In der Konsequenz gibt es auch kein Besser oder Schlechter. Work-Life-Harmonie mag zwar das aktuell am meisten Erfolg versprechende Konzept sein, auch dieses kann und sollte aber nicht zum allgemein gültigen Dogma werden. Denn je nach Lebenssituation, persönlichen Bedürfnissen und Lebensentwurf kann auch eine strikte Trennung von Arbeit und Leben durchaus wünschenswert sein. So wird es Menschen geben, die ihre Tätigkeit als bloße Erwerbsarbeit sehen, und die entweder nach getaner Arbeit keinen Gedanken mehr an diese verlieren möchten, einfach Abstand brauchen oder sich durch die Arbeit eine andere erfüllende Tätigkeit finanzieren. Der Trend zur Flexibilisierung hingegen wird fortbestehen und sich weiter verstärken, sodass eine vermehrte Entgrenzung von Arbeits- und Privatleben entsteht. Wenn dies der Fall ist, können die Konzepte zu einer stärkeren Harmonisierung von Arbeit und Leben dabei helfen, dass ebendiese Entgrenzung schlussendlich einen positiven Effekt auf Mitarbeiter und Unternehmen hat.

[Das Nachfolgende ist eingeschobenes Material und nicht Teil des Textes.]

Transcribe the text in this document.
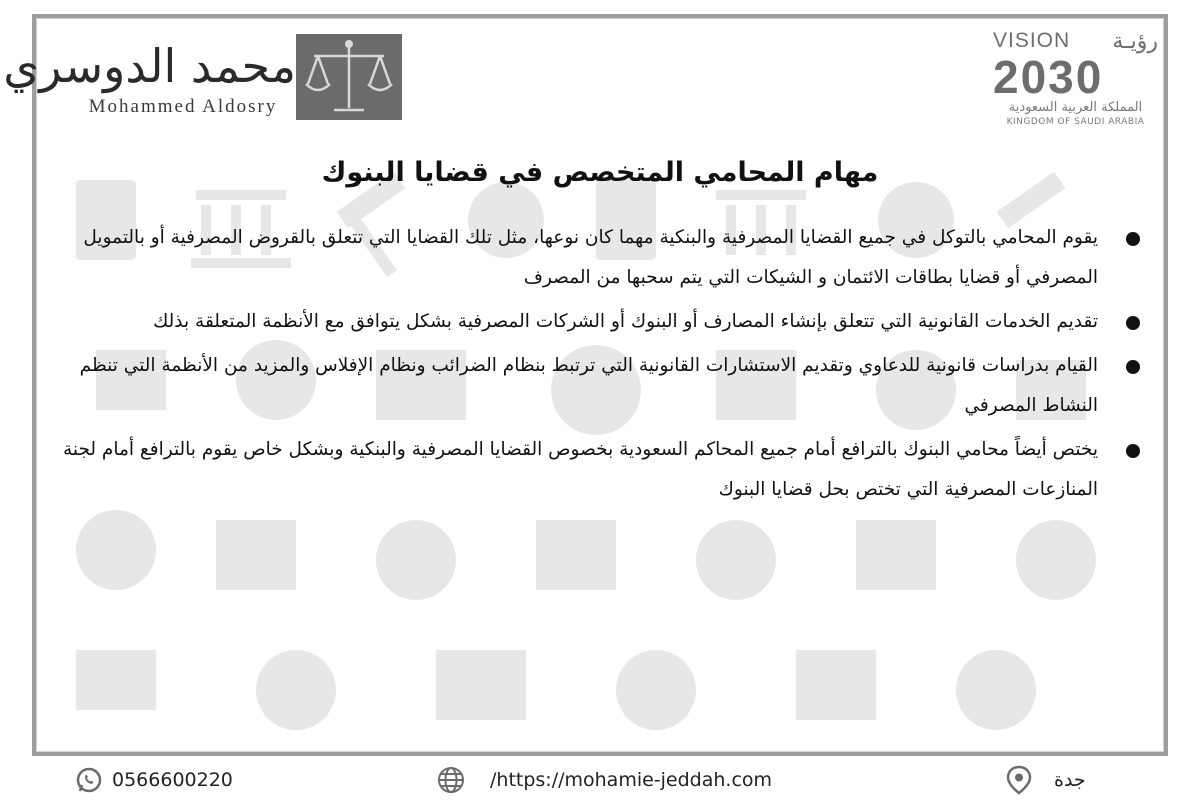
محمد الدوسري
Mohammed Aldosry
VISION رؤيـة
2030
المملكة العربية السعودية
KINGDOM OF SAUDI ARABIA
مهام المحامي المتخصص في قضايا البنوك
يقوم المحامي بالتوكل في جميع القضايا المصرفية والبنكية مهما كان نوعها، مثل تلك القضايا التي تتعلق بالقروض المصرفية أو بالتمويل المصرفي أو قضايا بطاقات الائتمان و الشيكات التي يتم سحبها من المصرف
تقديم الخدمات القانونية التي تتعلق بإنشاء المصارف أو البنوك أو الشركات المصرفية بشكل يتوافق مع الأنظمة المتعلقة بذلك
القيام بدراسات قانونية للدعاوي وتقديم الاستشارات القانونية التي ترتبط بنظام الضرائب ونظام الإفلاس والمزيد من الأنظمة التي تنظم النشاط المصرفي
يختص أيضاً محامي البنوك بالترافع أمام جميع المحاكم السعودية بخصوص القضايا المصرفية والبنكية وبشكل خاص يقوم بالترافع أمام لجنة المنازعات المصرفية التي تختص بحل قضايا البنوك
0566600220	/https://mohamie-jeddah.com	جدة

Studien wie die des „Harvard Business Review“ zeigen bereits, dass glückliche Mitarbeitende im Durchschnitt 31 Prozent produktiver sind und eine dreifach höhere Kreativität aufweisen. Wenn es also gelingt, den Mitarbeitenden ein erfüllteres und glücklicheres Leben zu ermöglichen, trägt dies in der Regel auch zu einem nachhaltigeren Unternehmenserfolg bei. Gleichzeitig steigt laut Roman Herzog Institut die Chance auf eine höhere Lebenszufriedenheit um ganze 22 Prozent, wenn die eigene Arbeitszufriedenheit um nur einen Prozentpunkt zunimmt.
Die Investition in die individuelle Work-Life-Balance ist somit ein wertvoller Schlüssel zu einem erfüllten Leben und schafft eine lohnende Win-win-Situation für alle Beteiligten.